I   n  t  r  o  d  u  c  t  i  o  n

By Frank Gohlke

When I was young I had a recurrent dream. I'm not sure now -- I may not have known at the time -- whether these were waking dreams or dreams that woke me, nor how many times I went through it, nor if it was the same each time. I am sure that when it came I didn't like it and couldn't control its course once begun, that I couldn't will it, and that I hoped it would happen again. It went like this: a part of my body, usually my fingers, would start to feel puffy, fuzzy at the edges, and I realized that my fingers could feel one another without touching. Gradually this sensation would spread until it encompassed my whole body. I was inflating like a balloon, but I wasn't any larger really. It was as if the sensing function of my skin had become detached from the boundary function. I'm not certain which could be said to be expanding, but it doesn't matter. The feeling that overrode all others was uncomplicated: I was TOO BIG, but in a most peculiar way. I couldn't bring my fingers together properly -- something was preventing my arms from dropping to my sides, the inner sides of my legs were pressed tight against one another all the way to my feet. Nothing about me felt familiar or right. And then I really began to grow. Now I was racing through the atmosphere, toward the moon and past it, out toward the stars. I was filling the void. It was awful, terrifying, seemingly irreversible. But even as I approached infinitude, the bloated state of my hands continued to preoccupy me. I thought if I could only feel my fingers again, thin and bony, squeezed together in a fist, I would be back to normal. And yet -- and yet there was something deliciously pleasurable about my pillowy greatness. And so suspended there somewhere between panic and luxuriate passivity I came back to myself, in a sweat and heart pounding.

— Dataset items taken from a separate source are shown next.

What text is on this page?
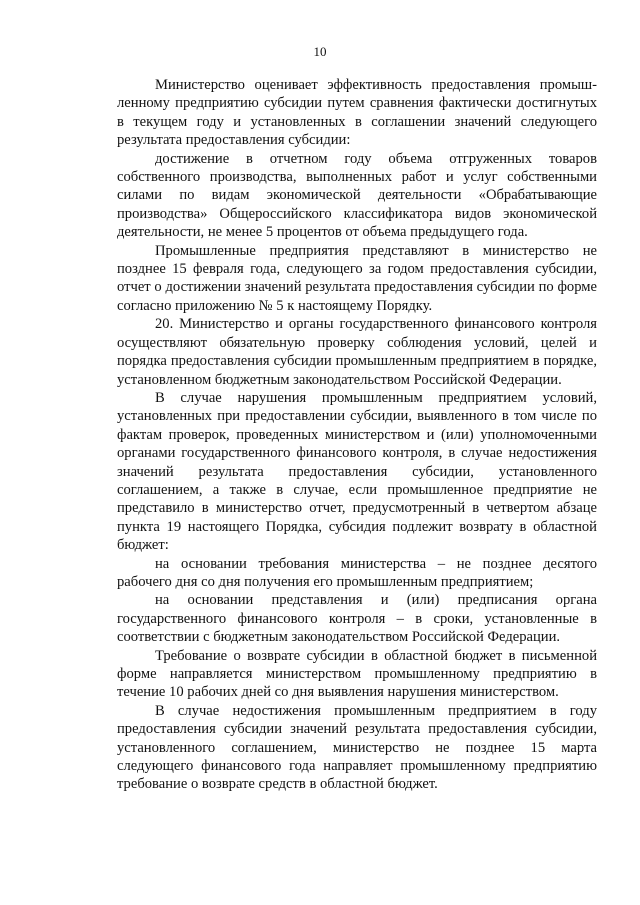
10

Министерство оценивает эффективность предоставления промыш-ленному предприятию субсидии путем сравнения фактически достигнутых в текущем году и установленных в соглашении значений следующего результата предоставления субсидии:

достижение в отчетном году объема отгруженных товаров собственного производства, выполненных работ и услуг собственными силами по видам экономической деятельности «Обрабатывающие производства» Общероссийского классификатора видов экономической деятельности, не менее 5 процентов от объема предыдущего года.

Промышленные предприятия представляют в министерство не позднее 15 февраля года, следующего за годом предоставления субсидии, отчет о достижении значений результата предоставления субсидии по форме согласно приложению № 5 к настоящему Порядку.

20. Министерство и органы государственного финансового контроля осуществляют обязательную проверку соблюдения условий, целей и порядка предоставления субсидии промышленным предприятием в порядке, установленном бюджетным законодательством Российской Федерации.

В случае нарушения промышленным предприятием условий, установленных при предоставлении субсидии, выявленного в том числе по фактам проверок, проведенных министерством и (или) уполномоченными органами государственного финансового контроля, в случае недостижения значений результата предоставления субсидии, установленного соглашением, а также в случае, если промышленное предприятие не представило в министерство отчет, предусмотренный в четвертом абзаце пункта 19 настоящего Порядка, субсидия подлежит возврату в областной бюджет:

на основании требования министерства – не позднее десятого рабочего дня со дня получения его промышленным предприятием;

на основании представления и (или) предписания органа государственного финансового контроля – в сроки, установленные в соответствии с бюджетным законодательством Российской Федерации.

Требование о возврате субсидии в областной бюджет в письменной форме направляется министерством промышленному предприятию в течение 10 рабочих дней со дня выявления нарушения министерством.

В случае недостижения промышленным предприятием в году предоставления субсидии значений результата предоставления субсидии, установленного соглашением, министерство не позднее 15 марта следующего финансового года направляет промышленному предприятию требование о возврате средств в областной бюджет.
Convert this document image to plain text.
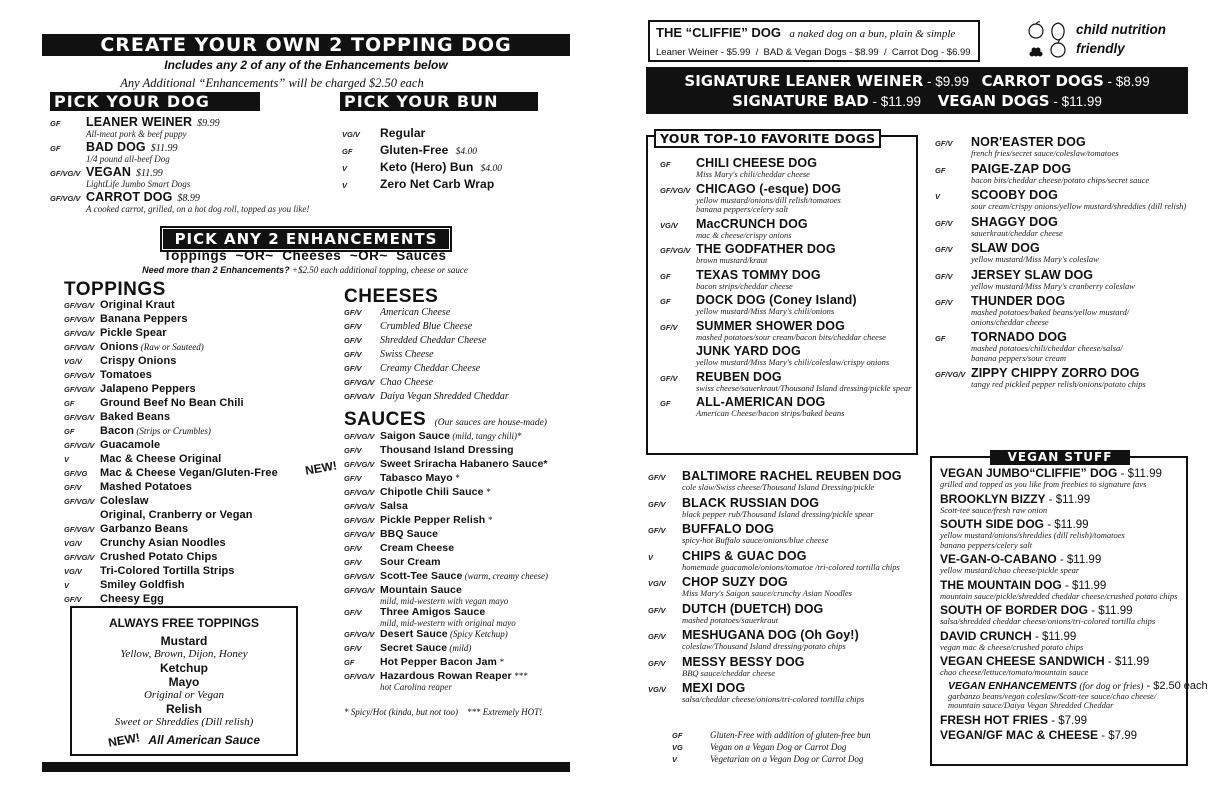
CREATE YOUR OWN 2 TOPPING DOG
Includes any 2 of any of the Enhancements below
Any Additional “Enhancements” will be charged $2.50 each
PICK YOUR DOG	PICK YOUR BUN
GF	LEANER WEINER $9.99
All-meat pork & beef puppy
GF	BAD DOG $11.99
1/4 pound all-beef Dog
GF/VG/V VEGAN $11.99
LightLife Jumbo Smart Dogs
GF/VG/V CARROT DOG $8.99
A cooked carrot, grilled, on a hot dog roll, topped as you like!
VG/V	Regular
GF	Gluten-Free $4.00
V	Keto (Hero) Bun $4.00
V	Zero Net Carb Wrap
PICK ANY 2 ENHANCEMENTS
Toppings  ~OR~  Cheeses  ~OR~  Sauces
Need more than 2 Enhancements? +$2.50 each additional topping, cheese or sauce
TOPPINGS
GF/VG/V Original Kraut
GF/VG/V Banana Peppers
GF/VG/V Pickle Spear
GF/VG/V Onions (Raw or Sauteed)
VG/V	Crispy Onions
GF/VG/V Tomatoes
GF/VG/V Jalapeno Peppers
GF	Ground Beef No Bean Chili
GF/VG/V Baked Beans
GF	Bacon (Strips or Crumbles)
GF/VG/V Guacamole
V	Mac & Cheese Original
GF/VG	Mac & Cheese Vegan/Gluten-Free
GF/V	Mashed Potatoes
GF/VG/V Coleslaw
Original, Cranberry or Vegan
GF/VG/V Garbanzo Beans
VG/V	Crunchy Asian Noodles
GF/VG/V Crushed Potato Chips
VG/V	Tri-Colored Tortilla Strips
V	Smiley Goldfish
GF/V	Cheesy Egg
ALWAYS FREE TOPPINGS
Mustard
Yellow, Brown, Dijon, Honey
Ketchup
Mayo
Original or Vegan
Relish
Sweet or Shreddies (Dill relish)
NEW! All American Sauce
CHEESES
GF/V	American Cheese
GF/V	Crumbled Blue Cheese
GF/V	Shredded Cheddar Cheese
GF/V	Swiss Cheese
GF/V	Creamy Cheddar Cheese
GF/VG/V Chao Cheese
GF/VG/V Daiya Vegan Shredded Cheddar
SAUCES (Our sauces are house-made)
GF/VG/V Saigon Sauce (mild, tangy chili)*
GF/V	Thousand Island Dressing
GF/VG/V Sweet Sriracha Habanero Sauce*
GF/V	Tabasco Mayo *
GF/VG/V Chipotle Chili Sauce *
GF/VG/V Salsa
GF/VG/V Pickle Pepper Relish *
GF/VG/V BBQ Sauce
GF/V	Cream Cheese
GF/V	Sour Cream
GF/VG/V Scott-Tee Sauce (warm, creamy cheese)
GF/VG/V Mountain Sauce
mild, mid-western with vegan mayo
GF/V	Three Amigos Sauce
mild, mid-western with original mayo
GF/VG/V Desert Sauce (Spicy Ketchup)
GF/V	Secret Sauce (mild)
GF	Hot Pepper Bacon Jam *
GF/VG/V Hazardous Rowan Reaper ***
hot Carolina reaper
NEW!
* Spicy/Hot (kinda, but not too)    *** Extremely HOT!
THE “CLIFFIE” DOG a naked dog on a bun, plain & simple
Leaner Weiner - $5.99  /  BAD & Vegan Dogs - $8.99  /  Carrot Dog - $6.99
child nutrition friendly
SIGNATURE LEANER WEINER - $9.99 CARROT DOGS - $8.99
SIGNATURE BAD - $11.99 VEGAN DOGS - $11.99
YOUR TOP-10 FAVORITE DOGS
GF	CHILI CHEESE DOG
Miss Mary's chili/cheddar cheese
GF/VG/V CHICAGO (-esque) DOG
yellow mustard/onions/dill relish/tomatoes
banana peppers/celery salt
VG/V	MacCRUNCH DOG
mac & cheese/crispy onions
GF/VG/V THE GODFATHER DOG
brown mustard/kraut
GF	TEXAS TOMMY DOG
bacon strips/cheddar cheese
GF	DOCK DOG (Coney Island)
yellow mustard/Miss Mary's chili/onions
GF/V	SUMMER SHOWER DOG
mashed potatoes/sour cream/bacon bits/cheddar cheese
JUNK YARD DOG
yellow mustard/Miss Mary's chili/coleslaw/crispy onions
GF/V	REUBEN DOG
swiss cheese/sauerkraut/Thousand Island dressing/pickle spear
GF	ALL-AMERICAN DOG
American Cheese/bacon strips/baked beans
GF/V	NOR'EASTER DOG
french fries/secret sauce/coleslaw/tomatoes
GF	PAIGE-ZAP DOG
bacon bits/cheddar cheese/potato chips/secret sauce
V	SCOOBY DOG
sour cream/crispy onions/yellow mustard/shreddies (dill relish)
GF/V	SHAGGY DOG
sauerkraut/cheddar cheese
GF/V	SLAW DOG
yellow mustard/Miss Mary's coleslaw
GF/V	JERSEY SLAW DOG
yellow mustard/Miss Mary's cranberry coleslaw
GF/V	THUNDER DOG
mashed potatoes/baked beans/yellow mustard/
onions/cheddar cheese
GF	TORNADO DOG
mashed potatoes/chili/cheddar cheese/salsa/
banana peppers/sour cream
GF/VG/V ZIPPY CHIPPY ZORRO DOG
tangy red pickled pepper relish/onions/potato chips
GF/V	BALTIMORE RACHEL REUBEN DOG
cole slaw/Swiss cheese/Thousand Island Dressing/pickle
GF/V	BLACK RUSSIAN DOG
black pepper rub/Thousand Island dressing/pickle spear
GF/V	BUFFALO DOG
spicy-hot Buffalo sauce/onions/blue cheese
V	CHIPS & GUAC DOG
homemade guacamole/onions/tomatoe /tri-colored tortilla chips
VG/V	CHOP SUZY DOG
Miss Mary's Saigon sauce/crunchy Asian Noodles
GF/V	DUTCH (DUETCH) DOG
mashed potatoes/sauerkraut
GF/V	MESHUGANA DOG (Oh Goy!)
coleslaw/Thousand Island dressing/potato chips
GF/V	MESSY BESSY DOG
BBQ sauce/cheddar cheese
VG/V	MEXI DOG
salsa/cheddar cheese/onions/tri-colored tortilla chips
GF	Gluten-Free with addition of gluten-free bun
VG	Vegan on a Vegan Dog or Carrot Dog
V	Vegetarian on a Vegan Dog or Carrot Dog
VEGAN STUFF
VEGAN JUMBO“CLIFFIE” DOG - $11.99
grilled and topped as you like from freebies to signature favs
BROOKLYN BIZZY - $11.99
Scott-tee sauce/fresh raw onion
SOUTH SIDE DOG - $11.99
yellow mustard/onions/shreddies (dill relish)/tomatoes
banana peppers/celery salt
VE-GAN-O-CABANO - $11.99
yellow mustard/chao cheese/pickle spear
THE MOUNTAIN DOG - $11.99
mountain sauce/pickle/shredded cheddar cheese/crushed potato chips
SOUTH OF BORDER DOG - $11.99
salsa/shredded cheddar cheese/onions/tri-colored tortilla chips
DAVID CRUNCH - $11.99
vegan mac & cheese/crushed potato chips
VEGAN CHEESE SANDWICH - $11.99
chao cheese/lettuce/tomato/mountain sauce
VEGAN ENHANCEMENTS (for dog or fries) - $2.50 each
garbanzo beans/vegan coleslaw/Scott-tee sauce/chao cheese/
mountain sauce/Daiya Vegan Shredded Cheddar
FRESH HOT FRIES - $7.99
VEGAN/GF MAC & CHEESE - $7.99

If I have the period of these dreams correct, 10-11 years old, they constitute a laughably explicit enactment of awakening from Freud's hypothesized sexual latency, an explosion of polymorphous perversity in preparation for the distillation of mighty Eros in the genitals. As satisfying as it is to find a fit between experience and theory, it's the specifics of the dream that have kept it vivid and compelling for almost 50 years. Likewise with Surrogate. As useful as the Freudian notion of the unheimlich -- literally unhome-like -- is to the understanding of these photographs made at home, it's the completeness and credibility of the transformation of domestic incidents into irruptions of weirdness that make them stick to the mind. All successful works of art are a reiteration and a critique of what has come before; we can see in Surrogate glosses on the work of artists as divergent as Francis Bacon, Josef Sudek, and Edward Weston. But I am reminded of the opinion of a friend of mine, whose opinions are always worth considering, that Weston's "Pepper #30" is one of funniest pictures in the history of art. Amy Kubes has obviously seen the same thing.

Paranoia for shut-ins, the vengeance of the repressed, an Ikea catalog for the deranged, nesting with The Blob, at home with Franz, a virgin's nightmares -- many alternate titles suggest themselves for this volume. But Amy Kubes has wisely allowed the burlesque edge of her world to emerge on its own, as it did in the development of her work. Whatever else it does, and it surely does many things, the final section, "Little Worries," has a bit of fun with the portentousness and hysteria of some of the pictures in the earlier sections. In doing so she reminds us of what she has no need to remind herself: the penumbra of disgust and fear that shadows the photographs in the first two sections of the book originates in the eye that sees rather than the fruit that secretes. What is most impressive about Surrogate is that Amy Kubes never loses her grip; she keeps her head even as the narrator of this tale teeters on the verge of losing hers. She provides a map to a Fun House/ House of Horrors, not the ride itself. The tone she establishes allows real terror to coexist with real jokes, "Help!" and "Oops!" to come out of the same mouth at the same time. The world turns strange on us all the time; the adaptive response is to ignore it, but the cost of this turning away is the impoverishment of ordinary experience, the vast preponderance of our waking lives. Amy Kubes gives us, in addition to the pleasure we take from any object as beautiful, rich, and well-made as Surrogate, a model for restoring to the everyday a portion of the fascination, terror, and hilarity that infuse it. Openness, vision, talent, courage, will, and an acute appreciation for the absurd are all that are required.